Dans un «cas extrême», les régulateurs pourraient simplement interdire à toutes les institutions et intermédiaires d’effectuer des transactions avec des crypto-monnaies. Ou le gouvernement pourrait augmenter la communication d’informations sur les clients et les exigences d’accès pour les échanges de crypto-monnaie, ce que le rapport décrit comme une possibilité plus plausible.

De plus, le soutien aux monnaies numériques de la banque centrale (CBDC) n’est pas «simplement une forme de concurrence des paiements», indique le rapport. «Ils visent également à remplacer les actifs numériques privés par des actifs contrôlés publiquement.»

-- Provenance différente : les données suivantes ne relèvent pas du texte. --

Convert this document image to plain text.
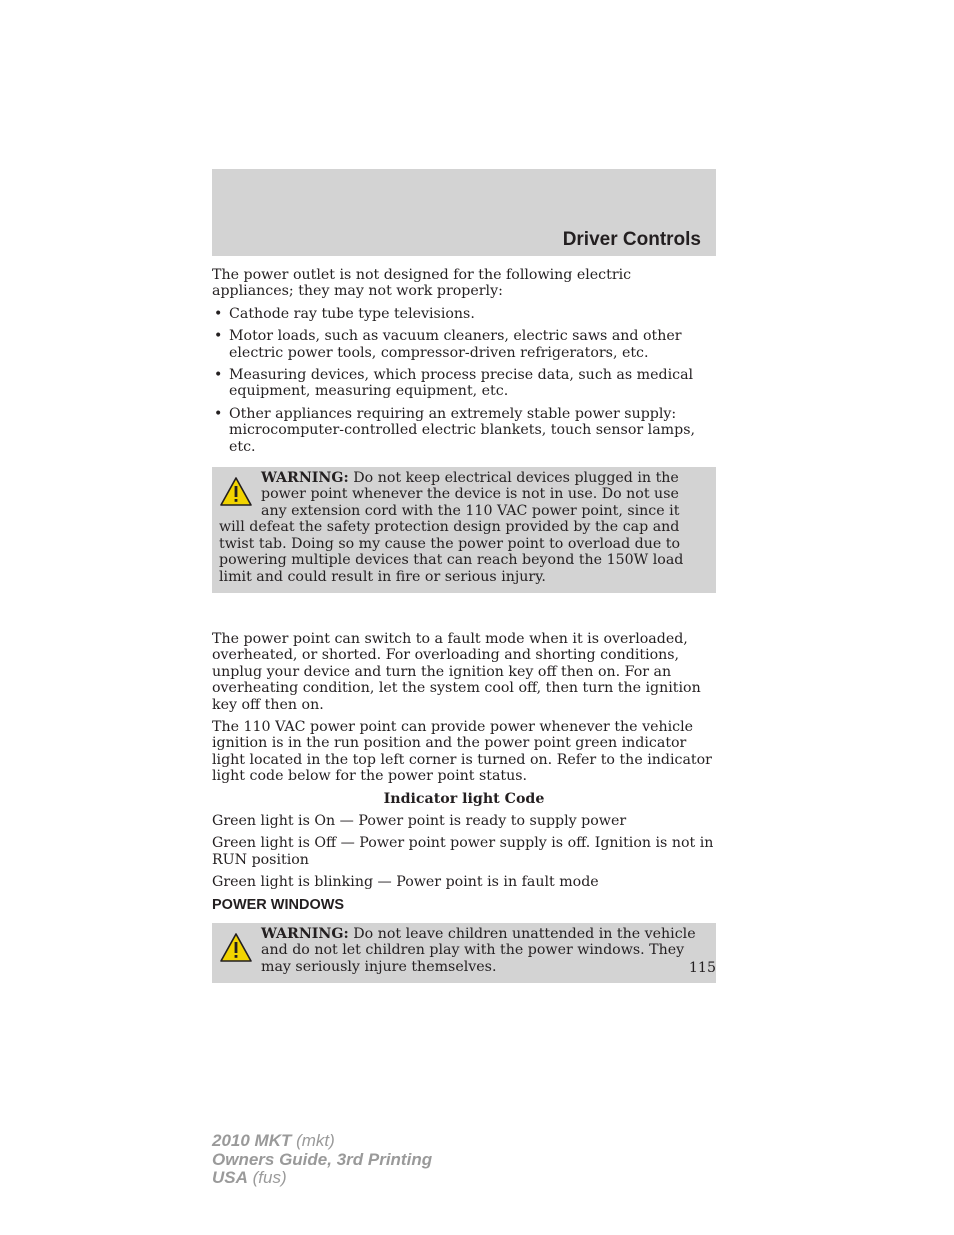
Driver Controls

The power outlet is not designed for the following electric appliances; they may not work properly:

• Cathode ray tube type televisions.
• Motor loads, such as vacuum cleaners, electric saws and other electric power tools, compressor-driven refrigerators, etc.
• Measuring devices, which process precise data, such as medical equipment, measuring equipment, etc.
• Other appliances requiring an extremely stable power supply: microcomputer-controlled electric blankets, touch sensor lamps, etc.
WARNING: Do not keep electrical devices plugged in the power point whenever the device is not in use. Do not use any extension cord with the 110 VAC power point, since it will defeat the safety protection design provided by the cap and twist tab. Doing so my cause the power point to overload due to powering multiple devices that can reach beyond the 150W load limit and could result in fire or serious injury.

The power point can switch to a fault mode when it is overloaded, overheated, or shorted. For overloading and shorting conditions, unplug your device and turn the ignition key off then on. For an overheating condition, let the system cool off, then turn the ignition key off then on.

The 110 VAC power point can provide power whenever the vehicle ignition is in the run position and the power point green indicator light located in the top left corner is turned on. Refer to the indicator light code below for the power point status.

Indicator light Code

Green light is On — Power point is ready to supply power

Green light is Off — Power point power supply is off. Ignition is not in RUN position

Green light is blinking — Power point is in fault mode

POWER WINDOWS
WARNING: Do not leave children unattended in the vehicle and do not let children play with the power windows. They may seriously injure themselves.	115
2010 MKT (mkt)
Owners Guide, 3rd Printing
USA (fus)
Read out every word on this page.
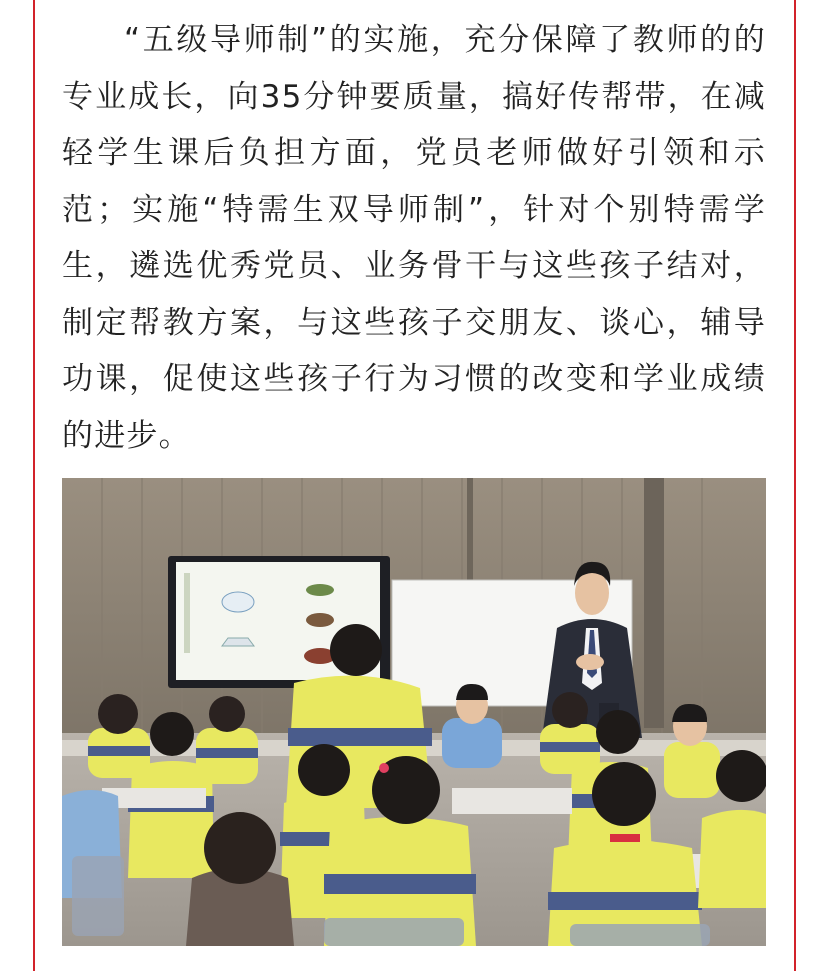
“五级导师制”的实施，充分保障了教师的的专业成长，向35分钟要质量，搞好传帮带，在减轻学生课后负担方面，党员老师做好引领和示范；实施“特需生双导师制”，针对个别特需学生，遴选优秀党员、业务骨干与这些孩子结对，制定帮教方案，与这些孩子交朋友、谈心，辅导功课，促使这些孩子行为习惯的改变和学业成绩的进步。
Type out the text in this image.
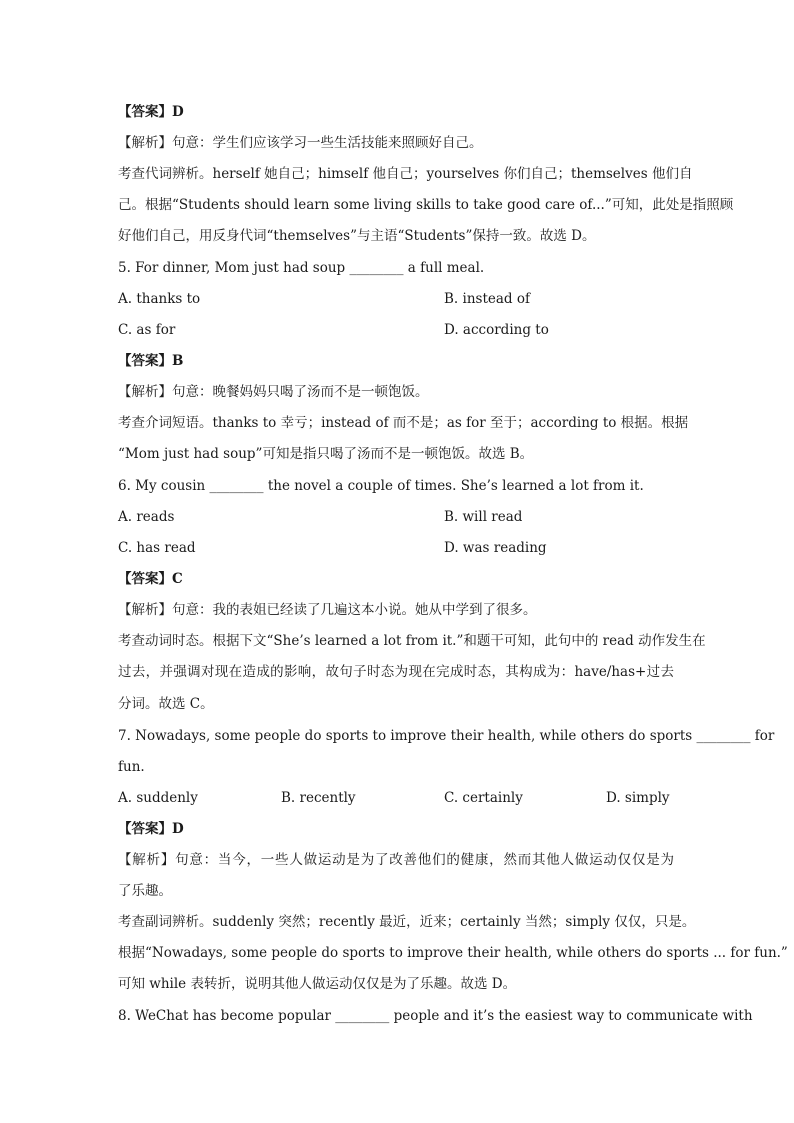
【答案】D
【解析】句意：学生们应该学习一些生活技能来照顾好自己。
考查代词辨析。herself 她自己；himself 他自己；yourselves 你们自己；themselves 他们自
己。根据“Students should learn some living skills to take good care of...”可知，此处是指照顾
好他们自己，用反身代词“themselves”与主语“Students”保持一致。故选 D。
5. For dinner, Mom just had soup ________ a full meal.
A. thanks to	B. instead of
C. as for	D. according to
【答案】B
【解析】句意：晚餐妈妈只喝了汤而不是一顿饱饭。
考查介词短语。thanks to 幸亏；instead of 而不是；as for 至于；according to 根据。根据
“Mom just had soup”可知是指只喝了汤而不是一顿饱饭。故选 B。
6. My cousin ________ the novel a couple of times. She’s learned a lot from it.
A. reads	B. will read
C. has read	D. was reading
【答案】C
【解析】句意：我的表姐已经读了几遍这本小说。她从中学到了很多。
考查动词时态。根据下文“She’s learned a lot from it.”和题干可知，此句中的 read 动作发生在
过去，并强调对现在造成的影响，故句子时态为现在完成时态，其构成为：have/has+过去
分词。故选 C。
7. Nowadays, some people do sports to improve their health, while others do sports ________ for
fun.
A. suddenly	B. recently	C. certainly	D. simply
【答案】D
【解析】句意：当今，一些人做运动是为了改善他们的健康，然而其他人做运动仅仅是为
了乐趣。
考查副词辨析。suddenly 突然；recently 最近，近来；certainly 当然；simply 仅仅，只是。
根据“Nowadays, some people do sports to improve their health, while others do sports ... for fun.”
可知 while 表转折，说明其他人做运动仅仅是为了乐趣。故选 D。
8. WeChat has become popular ________ people and it’s the easiest way to communicate with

Dans quelle mesure les mesures de lutte contre la protection de la vie privée prises par l’État seront efficaces est une question distincte. Les auteurs admettent que, quelle que soit leur lourdeur, les changements réglementaires anti-vie privée «pourraient au contraire être dénués de sens». Les utilisateurs engagés dans la confidentialité des transactions «pourraient potentiellement créer un deuxième portefeuille« vraiment privé »auquel ils enverraient de la monnaie à partir de leur portefeuille désormais public et continuer à effectuer des transactions transfrontalières anonymes.»

«À un certain seuil, l’interdiction des actifs numériques privés deviendrait trop risquée politiquement, trop perturbatrice pour les électeurs», indique le rapport. Mais des réglementations soigneusement ciblées conçues pour restreindre la vie privée pourraient imposer un «lourd fardeau» aux utilisateurs.